Do your boiler plant controls need an IQ injection? New electronic control systems can help you stay on the information highway.
Modern electronic controls offer the central plant more power than ever before to control the big job steam boilers found in a campus central plant. These boilers, typically in the 40,000 lb/hr to 100,000 lb/hr range, are critical to the mission of the enterprise. Unfortunately, many of these big boilers are suffering from a lack of reliability due to the obsolescence of old pneumatic or electric controls. The time has come to learn how to bring modern electronics to bear on the reliability issue, and reduce energy bills at the same time.
Today's boiler plant is equipped with electronic (digital or analog) controls for each boiler to control flame monitoring, fuel and air valves, and startup and shutdown sequences. Further, the plant is equipped with a separate microprocessor, the plant master, which coordinates all boilers and equipment while recording data and providing a communications link. The modern plant master controller may be a proprietary combination of hardware and software specially designed for boilers or it may be a general-purpose industrial controller programmed for the needs of the plant.
Individual boilers have always had safety circuits to monitor the presence of the combustion flame and ensure that the fuel supply is completely shut off in the event of a flame failure. Redundant automatic valves in the gas supply piping or fuel train (Figure 1) shut off the fuel supply in the event of a boiler trip.
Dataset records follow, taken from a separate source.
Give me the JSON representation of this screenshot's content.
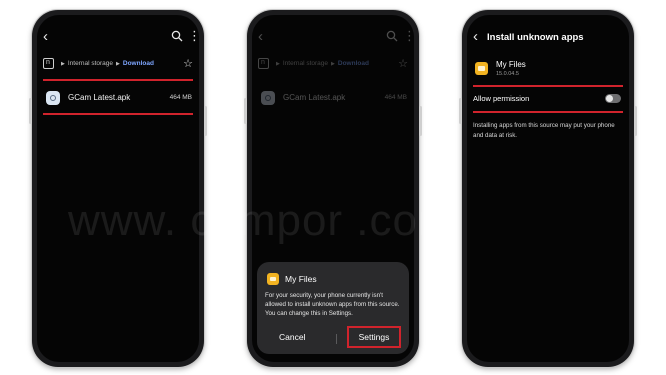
{
  "watermark": "www.  campor  .com",
  "screen1": {
    "breadcrumb": {
      "root": "Internal storage",
      "current": "Download"
    },
    "file": {
      "name": "GCam Latest.apk",
      "size": "464 MB"
    }
  },
  "screen2": {
    "breadcrumb": {
      "root": "Internal storage",
      "current": "Download"
    },
    "file": {
      "name": "GCam Latest.apk",
      "size": "464 MB"
    },
    "dialog": {
      "title": "My Files",
      "body": "For your security, your phone currently isn't allowed to install unknown apps from this source. You can change this in Settings.",
      "cancel_label": "Cancel",
      "settings_label": "Settings"
    }
  },
  "screen3": {
    "title": "Install unknown apps",
    "app": {
      "name": "My Files",
      "version": "15.0.04.5"
    },
    "permission_label": "Allow permission",
    "permission_enabled": false,
    "note": "Installing apps from this source may put your phone and data at risk."
  },
  "colors": {
    "highlight": "#d0232c",
    "link": "#7ea6ff",
    "folder": "#f2b321"
  }
}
Without such a system, the boiler could fill with combustible fuel and present the danger of explosion when the burner is restarted. Most boiler safety controls use a photoelectric sensor to confirm the presence of a stable, efficiently burning flame. If this flame is lost or becomes unstable for any reason, the fuel is shut off and an alarm is sounded.
In addition to flame loss or instability, the following can also cause a boiler shutdown (Figure 2):
* High steam pressure;
* Low or unstable fuel pressure;
* Low or high boiler water level;
* Low or high feed water temperature;
* Unstable boiler water level (foaming);
* Low or unstable combustion airflow;
* Incorrect combustion air damper position;
* Incorrect combustion air fan status;
* High, low, or unstable firebox pressure;
* High or low stack gas temperature; and
* High or low stack gas oxygen content.
In the case of a boiler safety trip in the fully automated boiler plant, the plant master controller takes over to increase the burn rate of other boilers or bring new boilers on-line, as required, to meet the plant load. The use of the plant master controller is not necessarily intended to replace the boiler operator, but it gives the operator time to safely determine the cause of the boiler trip and automatically transmits an alarm to others if required.
CLEARING THE AIR ABOUT REIGN REIGNITION
Central plant steam boilers typically produce steam at pressures upwards of 15 psig and are considered high-pressure steam boilers. Boilers rated at over 15 psig are labeled by the American Society of Mechanical Engineers (ASME) and must conform to required standards of material and construction. Pressures may run to 100 psig in a typical community steam distribution system and up to several hundred psig if the steam is used in a steam turbine cogeneration system. The additional pressure is required to overcome the pressure drop of the distribution system. Steam at these pressures is up to 200[degrees]F hotter than the steam used in single buildings heated with dedicated boilers. This means that the interior of these large central boilers is at least that much hotter than their smaller counterparts.
The real danger that lies in the loss of burner flame is the potential of an explosion, and the higher internal temperatures in large central plant boilers aggravate this danger. An explosion can be caused by either the burner attempting to relight the flame in a furnace full of combustibles or by the fuel-air mixture coming into contact with a hot surface or hot particle in the boiler.
To guard against either event, the fuel source must be shut off and kept off until reset by the operator at the boiler. The other controls on the boiler see that the water level is maintained as the unit cools and also that combustion air is circulated through the boiler to dilute the remaining fuel-air mixture below the threshold of combustion. This dilution or purging of the boiler combustion space must continue until the boiler is cooled safely below the fuel combustion temperature.
When purging is complete, controls confirm that fuel pressure is sufficient for burning. The controls then turn on the combustion air fans, monitor the air volume, and open the fuel valves in conjunction with energizing the ignition device.
All of the above procedures are controlled by the local boiler controls. Whereas older control systems were based on a combination of pneumatics and electric relays, their modern counterparts are either analog or digital electronic circuits. The newer, microprocessor-based controls are faster and monitor more elements of boiler operation than their electromechanical predecessors and improve the safety of the plant.